Bruce Rudroff

Personal information
- Date of birth: May 11, 1955 (age 70)
- Place of birth: Jefferson City, Missouri, United States
- Height: 6 ft 0 in (1.83 m)
- Position: Defender

Youth career
- 1973–1976: St. Louis University

Senior career*
- Years: Team / Apps / (Gls)
- 1977–1979: Seattle Sounders / 36 / (1)
- 1979–1980: Tulsa Roughnecks (indoor) / 4 / (1)
- 1980–1981: Hartford Hellions (indoor) / 37 / (2)
- 1981–1984: Memphis Americans / 109 / (4)

International career
- 1979: United States / 2 / (0)

= Bruce Rudroff =

American soccer player

Bruce Rudroff (born May 11, 1955, in Jefferson City, Missouri) was a U.S. soccer defender.

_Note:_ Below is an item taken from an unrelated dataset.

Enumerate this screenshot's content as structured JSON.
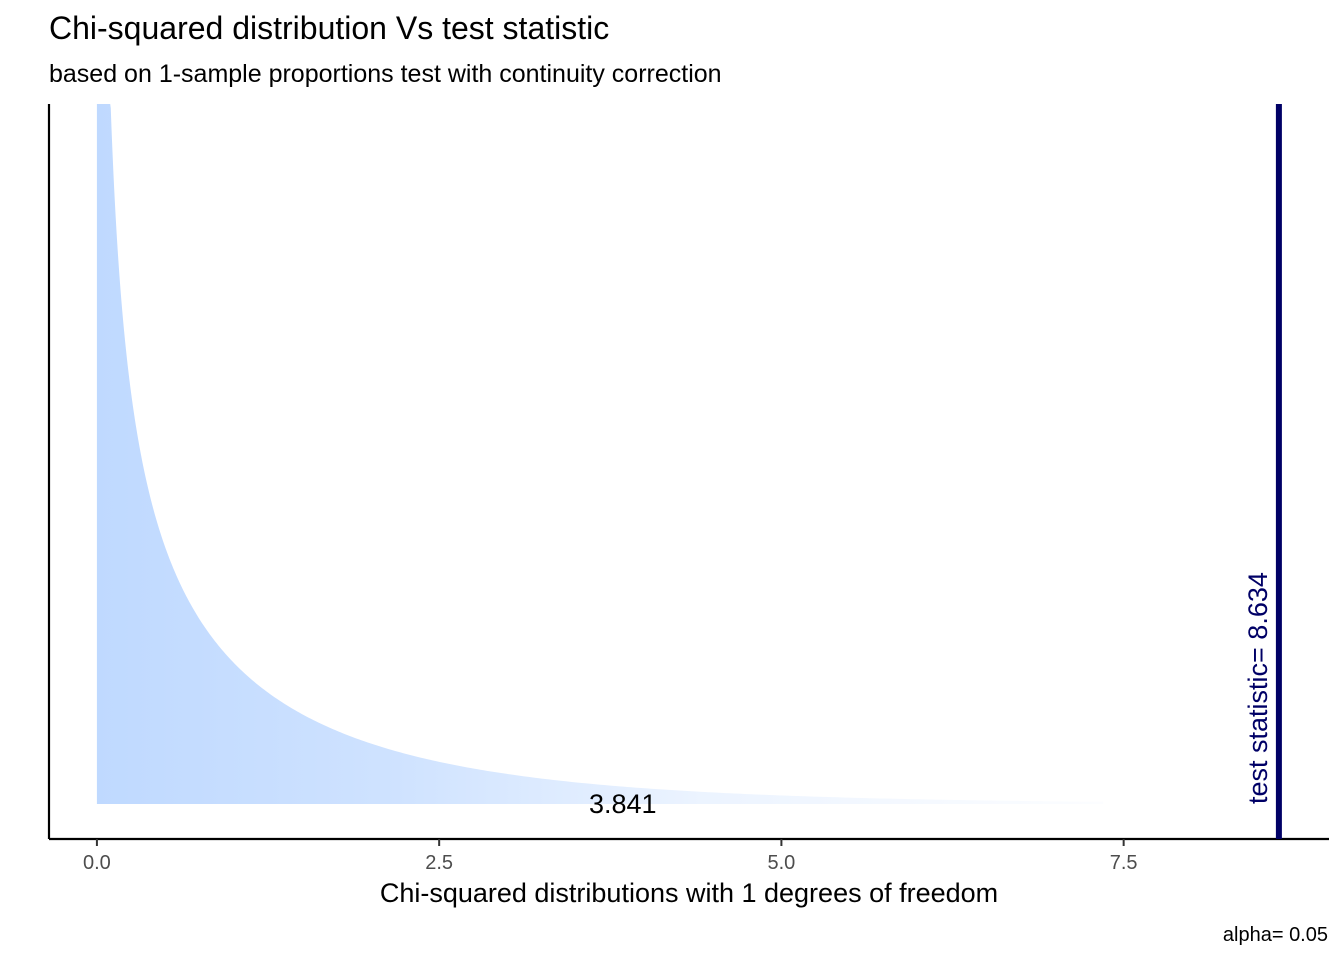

Rudroff played three seasons in the North American Soccer League and four in the Major Indoor Soccer League. He also earned two caps with the U.S. national team.

==College==
Rudroff attended St. Louis University where he played on the men's soccer team from 1973 to 1976. The Billikens won the 1973 NCAA Men's Soccer Championship and Rudroff was a third team All American in 1974. He was inducted into the Billikens Athletic Hall of Fame in 1995.

==Professional==
The Seattle Sounders of the North American Soccer League (NASL) drafted Rudroff in the first round of the 1977 College Draft. While he spent most of 1977 with the Sounders reserve team, he did see time in nine first team games after Mel Machin was injured. His time with the Sounders peaked in 1978 with twenty-three games, but he played only four in 1979. Following the season, the Sounders traded him and Tommy Ord to the Tulsa Roughnecks in exchange for Jack Brand, Roger Davies and David Nish. Rudroff did not sign with the Roughnecks, but with the Hartford Hellions of the Major Indoor Soccer League. When the Hellions moved to Memphis in 1981, Rudroff went with the team, which was renamed the Memphis Americans.

==National team==
Rudroff earned two caps with the U.S. national team. Both came in losses to the USSR. The first was a 3–1 loss on February 3, 1979. The second was a 4–1 loss on February 11, 1979.